In this case, petitioner was subject to restrictive measures in the event of certain behaviors which presented risk to petitioner or those around petitioner. In order for such restrictive measures to be permitted, the petitioner must have an DHS-approved behavior support plan in place. The IRIS Manual at Section 4.3 addresses this:
The approved 1915 (c) Home and Community-Based Services waiver describes the following process for obtaining approval for the use of restrictive measures in Appendix G-2-i:
The IRIS consultant and participant must submit the appropriate request for approval. For restraints to be used as part of a Behavior Support Plan (BSP), the form “Requests for Use of Restraints, Isolation, and Protective Equipment as Part of a Behavior Support Plan” (F- 62607) is required. For restraints to be used as a medical restraint, the form ‘Request for Use of Medical Restraints’ (F-62608) is required. Both request forms collect information that thoroughly demonstrates the need for the restraint, including the other least restrictive options that were attempted. Specific content includes:
- Demographic information
- Summary of the participant’s strengths and needs
- Health considerations
- Prescribed medications
- Detailed description of challenging behavior(s)
- Previous attempted intensive behavior supports, including outcomes
- Current behavior supports (attach behavior support plan)
- Description of why the restraint is being requested
- Plan for monitoring, documenting, and reviewing the progress
- Plan for training caregivers
- Signatures of physician and behavioral support team
The ICAs are required to submit the completed request forms, including supplementary documentation, such as the participant’s behavior support plan, to the OIM for a pre-review via the DHS Restrictive Measures SharePoint site. The OIM ensures that the request is complete and all required documentation is attached. The OIM follows up with the ICA to obtain any missing or incomplete information through the DHS Restrictive Measures SharePoint site.
In this case, there is no behavior support plan in place. The respondent has denied continued enrollment to petitioner. The respondent has presented considerable, persuasive and credible testimony and documentary evidence demonstrating that without an appropriate and approved behavior support plan, the agency will be unable to prevent episodes in which self-care, health, and safety are in jeopardy. The agency explained that an approved plan must be in effect in order for petitioner to be enrolled in IRIS.
At hearing, petitioner conceded that there is no approved behavioral support plan in place. Petitioner’s representative stated that such a plan was being worked on and should be in place shortly.
There is no entitlement to be enrolled in IRIS. In this case the IRIS program does not believe that the program is right for petitioner under the current circumstances without an approved behavioral support plan. They are concerned that petitioner or those around him may be harmed or injured, or worse. The agency is permitted to deny enrollment under such circumstances under all the program authorization language that I could find.

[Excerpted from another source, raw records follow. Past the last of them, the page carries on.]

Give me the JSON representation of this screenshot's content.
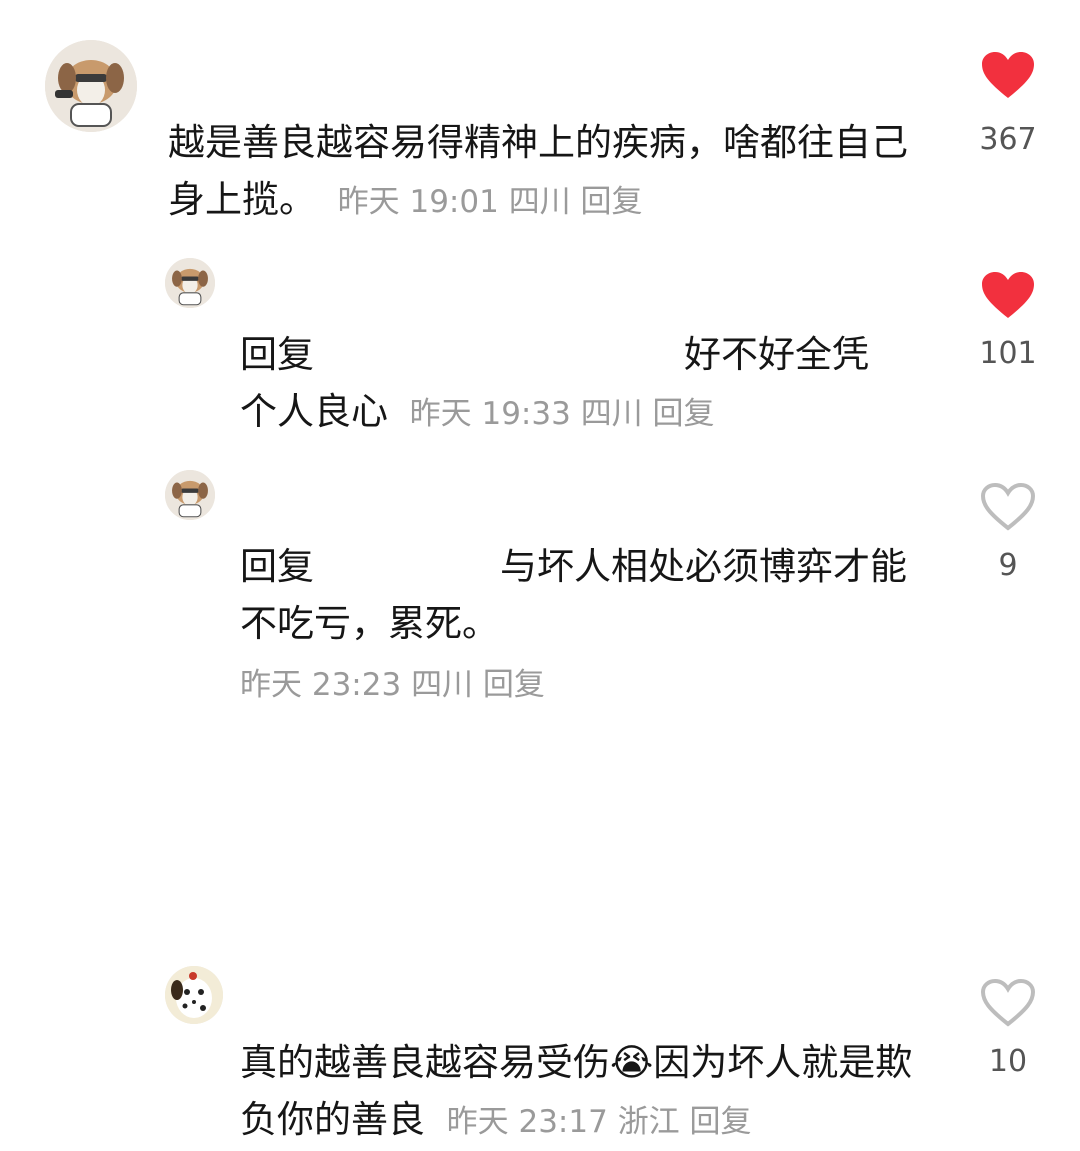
{
  "colors": {
    "like_active": "#f2303e",
    "like_outline": "#bdbdbd",
    "meta": "#9a9a9a"
  },
  "comments": [
    {
      "text": "越是善良越容易得精神上的疾病，啥都往自己身上揽。",
      "time": "昨天 19:01",
      "location": "四川",
      "reply": "回复",
      "likes": "367",
      "liked": true,
      "avatar_icon": "dog-avatar-icon"
    },
    {
      "reply_prefix": "回复",
      "text": "好不好全凭个人良心",
      "time": "昨天 19:33",
      "location": "四川",
      "reply": "回复",
      "likes": "101",
      "liked": true,
      "avatar_icon": "dog-avatar-icon"
    },
    {
      "reply_prefix": "回复",
      "text": "与坏人相处必须博弈才能不吃亏，累死。",
      "time": "昨天 23:23",
      "location": "四川",
      "reply": "回复",
      "likes": "9",
      "liked": false,
      "avatar_icon": "dog-avatar-icon"
    },
    {
      "text_part1": "真的越善良越容易受伤",
      "emoji": "😭",
      "text_part2": "因为坏人就是欺负你的善良",
      "time": "昨天 23:17",
      "location": "浙江",
      "reply": "回复",
      "likes": "10",
      "liked": false,
      "avatar_icon": "dalmatian-avatar-icon"
    }
  ]
}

This was not a close case—even petitioner conceded that there is no approved plan in place. The agency’s decision to deny enrollment is justified and not arbitrary. I will not overturn the program’s determination that there is no current approved plan that keeps petitioner safe. This denial does not prevent the petitioner from seeking assistance through the Family Care program, which has more oversight. Petitioner may elect to apply for IRIS again after the necessary conditions are in place to ensure health and safety of petitioner.
Conclusions of Law
The agency was within its discretion in disenrolling petitioner based on its belief that it could not ensure his safety and health without an approved behavior support plan in effect.
THEREFORE, it is
Ordered
That this appeal is dismissed.
[Request for a rehearing and appeal to court instructions omitted.]